Spy trucks? No, just testing pilotless plane

PORT TOWNSEND — There’s a tale of aeronautic intrigue behind those mysterious black trucks that were silently parked for a week in rented Hudson Point RV Park spaces.

The vehicles with satellite dishes and antennae and an unassuming trailer are owned by Bingen-based Insitu, which develops unmanned aircraft.

It was testing one near Port Townsend in Admiralty Inlet last week.

The company’s trademarked Umanned Aerial Vehicle aircraft is being developed for use as military aerial surveillance and reconnaissance planes during wartime missions in Iraq, and for private-sector commercial purposes.

“We do our yearly testing up on Puget Sound,” said Steve Nordlund, Insitu vice of business development, from his office on the Washington side of the Columbia River in Klickitat County.

“We were just up doing a flight operation test.”

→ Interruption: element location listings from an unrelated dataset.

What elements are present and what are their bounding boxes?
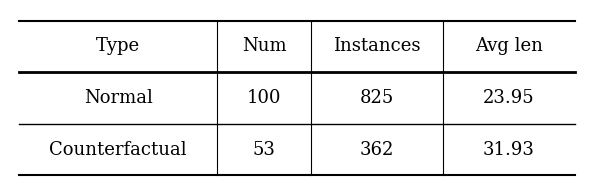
Text: 825: 825 [360, 89, 394, 107]
Text: Avg len: Avg len [475, 37, 543, 55]
Text: 53: 53 [252, 141, 276, 159]
Text: 23.95: 23.95 [483, 89, 535, 107]
Text: Num: Num [242, 37, 286, 55]
Text: 100: 100 [247, 89, 281, 107]
Text: 362: 362 [360, 141, 394, 159]
Text: Normal: Normal [84, 89, 153, 107]
Text: Instances: Instances [333, 37, 421, 55]
Text: Counterfactual: Counterfactual [49, 141, 187, 159]
Text: 31.93: 31.93 [483, 141, 535, 159]
Text: Type: Type [96, 37, 140, 55]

Company employees come to Port Townsend perhaps twice a year, but they do not test aircraft inside Jefferson County or the city, he said.

The company works in partnership with Boeing, the state’s leading aircraft manufacturer, to produce in the latest ScanEagle UAV model.

Nordlund said the vehicles at Hudson Point were not involved in the testing other than to transport needed equipment.

The real testing, said Nordlund, was taking place out in Admiralty Inlet where Insitu employees were launching and test-flying the ScanEagle from a company vessel into Whidbey Island Naval Air Station airspace.

“Our aircraft is able to launch and recover on a ship and that’s very unique in our business,” said Nordlund.

Naval Air Station Whidbey Island is in the business of electronic warfare.

The air station is the base for squadrons of EA-6B Prowler electronic countermeasure jets, P-3C Orion patrol aircraft and EP-3E Aries II reconnaissance planes.

Nordlund said he could not go too deeply into the nature of the tests for homeland security reasons.

The company’s Web site at www.insitu.com shows specifications.